If you think it’s impressive when a dog rolls over and plays dead or a lizard regenerates its lost tail, the sea squirt Polycarpa mytiligera has a trick that will really blow your mind. When threatened, it eviscerates itself and squirts three-quarters of its digestive tract out of its body. After shriveling up and playing dead with its guts hanging out, it can regenerate all the organs it lost in just a couple of weeks.
Sea squirts are tube-shaped invertebrates that attach themselves to rocks, docks, coral reefs, and sometimes even hard-bodied animals like crabs, hanging out and filtering their food out of the water. P. mytiligera and its cousins are some of the most abundant sea squirt species in the world, and while zoologists Noa Shenkar and Tal Gordon were studying the animals in the Red Sea, they discovered the squirt’s regenerative abilities by accident. Some of the squirts they touched seemed to throw something at them and then shrink. The researchers thought they’d killed the squirts by handling them and decided to hang on to the bodies. When they checked in on the specimens a few days later, they were quite alive and on the mend.
Searching through older research, Shenkar and Gordon found that the some squirts’ ability to self-eviscerate and survive was already known—one species is even named Styeloides eviscerans—but not well studied and considered abnormal. To see how common the behavior is and how the animals pull it off, the pair started squishing sea squirts living on the underside of a dock in Israel. They gently squeezed 66 squirts and found that nearly half of them spilled their guts in less than a minute. They then tagged some of the animals to keep tabs on them, and over the next few weeks, culled and dissected them to see what was going on inside their bodies.

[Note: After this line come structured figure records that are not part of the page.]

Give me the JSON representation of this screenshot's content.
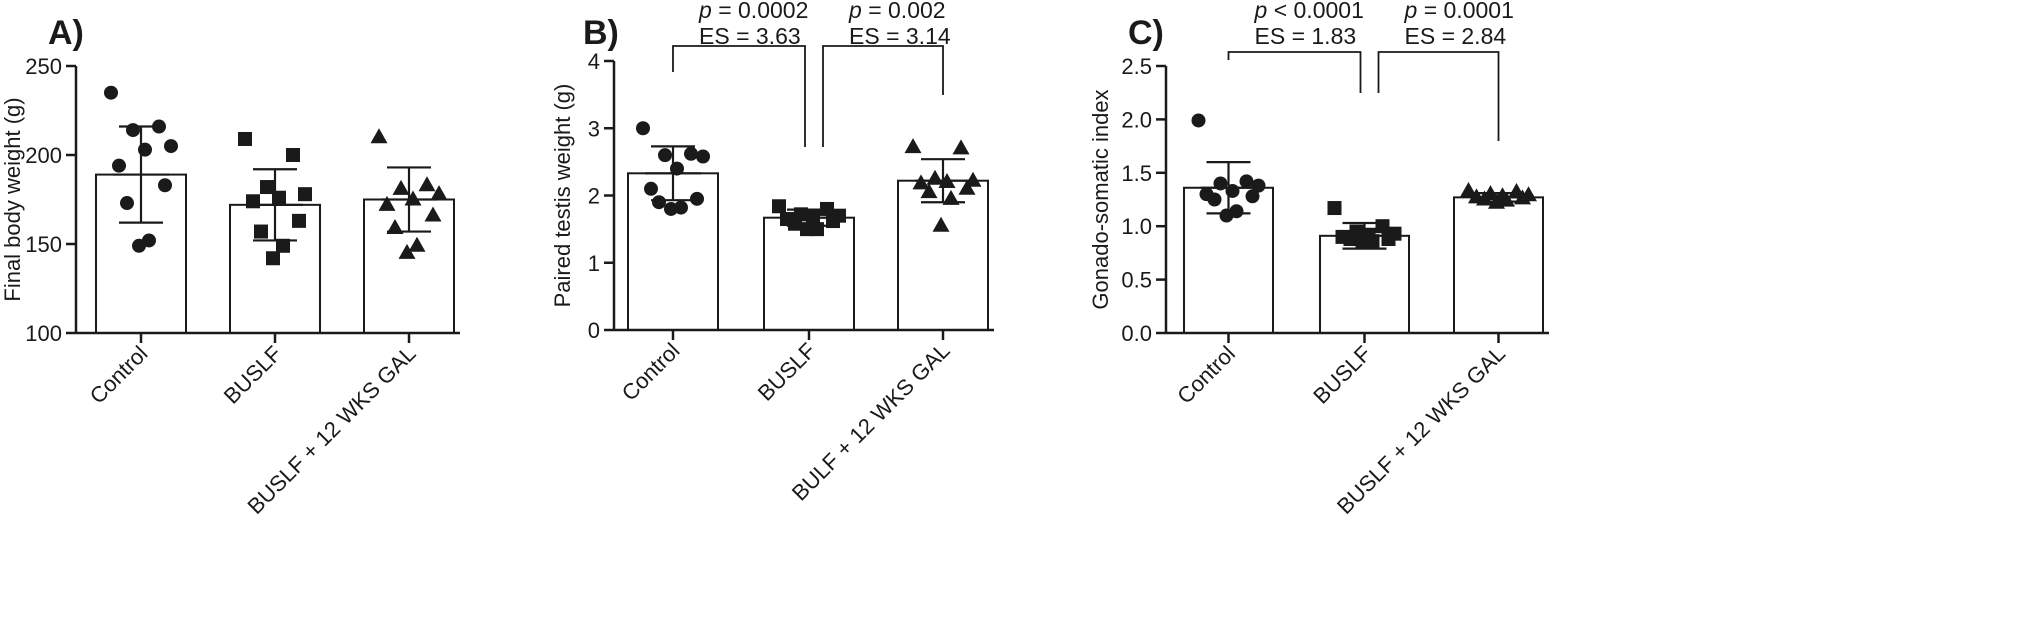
{
  "chart_data": [
    {
      "panel": "A)",
      "type": "bar",
      "ylabel": "Final body weight (g)",
      "ylim": [
        100,
        250
      ],
      "yticks": [
        "100",
        "150",
        "200",
        "250"
      ],
      "categories": [
        "Control",
        "BUSLF",
        "BUSLF + 12 WKS GAL"
      ],
      "markers": [
        "circle",
        "square",
        "triangle"
      ],
      "means": [
        189,
        172,
        175
      ],
      "sd": [
        27,
        20,
        18
      ],
      "points": [
        [
          235,
          216,
          214,
          205,
          203,
          194,
          183,
          173,
          152,
          149
        ],
        [
          209,
          200,
          182,
          178,
          176,
          174,
          163,
          157,
          149,
          142
        ],
        [
          210,
          183,
          181,
          178,
          175,
          172,
          166,
          159,
          149,
          145
        ]
      ],
      "annotations": []
    },
    {
      "panel": "B)",
      "type": "bar",
      "ylabel": "Paired testis weight (g)",
      "ylim": [
        0,
        4
      ],
      "yticks": [
        "0",
        "1",
        "2",
        "3",
        "4"
      ],
      "categories": [
        "Control",
        "BUSLF",
        "BULF + 12 WKS GAL"
      ],
      "markers": [
        "circle",
        "square",
        "triangle"
      ],
      "means": [
        2.33,
        1.67,
        2.22
      ],
      "sd": [
        0.4,
        0.12,
        0.32
      ],
      "points": [
        [
          3.0,
          2.62,
          2.6,
          2.58,
          2.4,
          2.1,
          1.95,
          1.9,
          1.82,
          1.8
        ],
        [
          1.84,
          1.8,
          1.72,
          1.7,
          1.68,
          1.65,
          1.62,
          1.58,
          1.5,
          1.5
        ],
        [
          2.72,
          2.7,
          2.25,
          2.22,
          2.2,
          2.18,
          2.1,
          2.05,
          1.95,
          1.55
        ]
      ],
      "annotations": [
        {
          "p": "= 0.0002",
          "es": "ES = 3.63",
          "from": 0,
          "to": 1
        },
        {
          "p": "= 0.002",
          "es": "ES = 3.14",
          "from": 1,
          "to": 2
        }
      ]
    },
    {
      "panel": "C)",
      "type": "bar",
      "ylabel": "Gonado-somatic index",
      "ylim": [
        0,
        2.5
      ],
      "yticks": [
        "0.0",
        "0.5",
        "1.0",
        "1.5",
        "2.0",
        "2.5"
      ],
      "categories": [
        "Control",
        "BUSLF",
        "BUSLF + 12 WKS GAL"
      ],
      "markers": [
        "circle",
        "square",
        "triangle"
      ],
      "means": [
        1.36,
        0.91,
        1.27
      ],
      "sd": [
        0.24,
        0.12,
        0.04
      ],
      "points": [
        [
          1.99,
          1.42,
          1.4,
          1.38,
          1.33,
          1.3,
          1.28,
          1.25,
          1.14,
          1.1
        ],
        [
          1.17,
          1.0,
          0.95,
          0.93,
          0.92,
          0.9,
          0.88,
          0.88,
          0.86,
          0.85
        ],
        [
          1.33,
          1.32,
          1.3,
          1.29,
          1.28,
          1.27,
          1.26,
          1.25,
          1.24,
          1.22
        ]
      ],
      "annotations": [
        {
          "p": "< 0.0001",
          "es": "ES = 1.83",
          "from": 0,
          "to": 1
        },
        {
          "p": "= 0.0001",
          "es": "ES = 2.84",
          "from": 1,
          "to": 2
        }
      ]
    }
  ]
}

The squirts eject their guts by rupturing their filtering organ, called the branchial sac, and pushing their stomach and other parts of their “gut loop” out through the siphon that acts like their mouth. The squirts then contract their bodies and shut their siphon tight, making them look dead and shriveled.
For the next couple of days, the squeezed squirts lay like this, but eventually opened their siphons part way and responded slightly when touched. A week after being squeezed, their siphons were fully open and they responded normally to touch.
Meanwhile, their bodies were hard at work regenerating their ejected organs. The squirts that the scientists dissected 12 days after squeezing had completely new guts inside them that contained bits of digested food and even feces, showing that the new organs were up and running just fine. Another week later, the squirts had also rebuilt their branchial sacs.
It’s quite a feat, and while it seems like an extreme reaction to being jostled, it’s an effective defense. When Shenkar and Gordon offered the eviscerated guts from another group of squirts to hungry triggerfish and pufferfish, which hunt around the same reefs the squirts live on, the fish mostly passed on the free meal and those that took a bite quickly spit it out. The scientists think that if the squirts are bitten by a fish, dramatically faking their own death startles the predators, while contracting their bodies and leaving their guts—which the fish don’t find tasty—floating around protects them from further attacks.
Shenkar and Gordon note that while sea squirts and humans couldn’t appear to be more different, we’re both members of the phylum Chordata and share a lot of basic biochemical and cellular processes. They think that studying P. mytiligera’s regenerative powers could eventually lead to new techniques for treating organ injuries in people.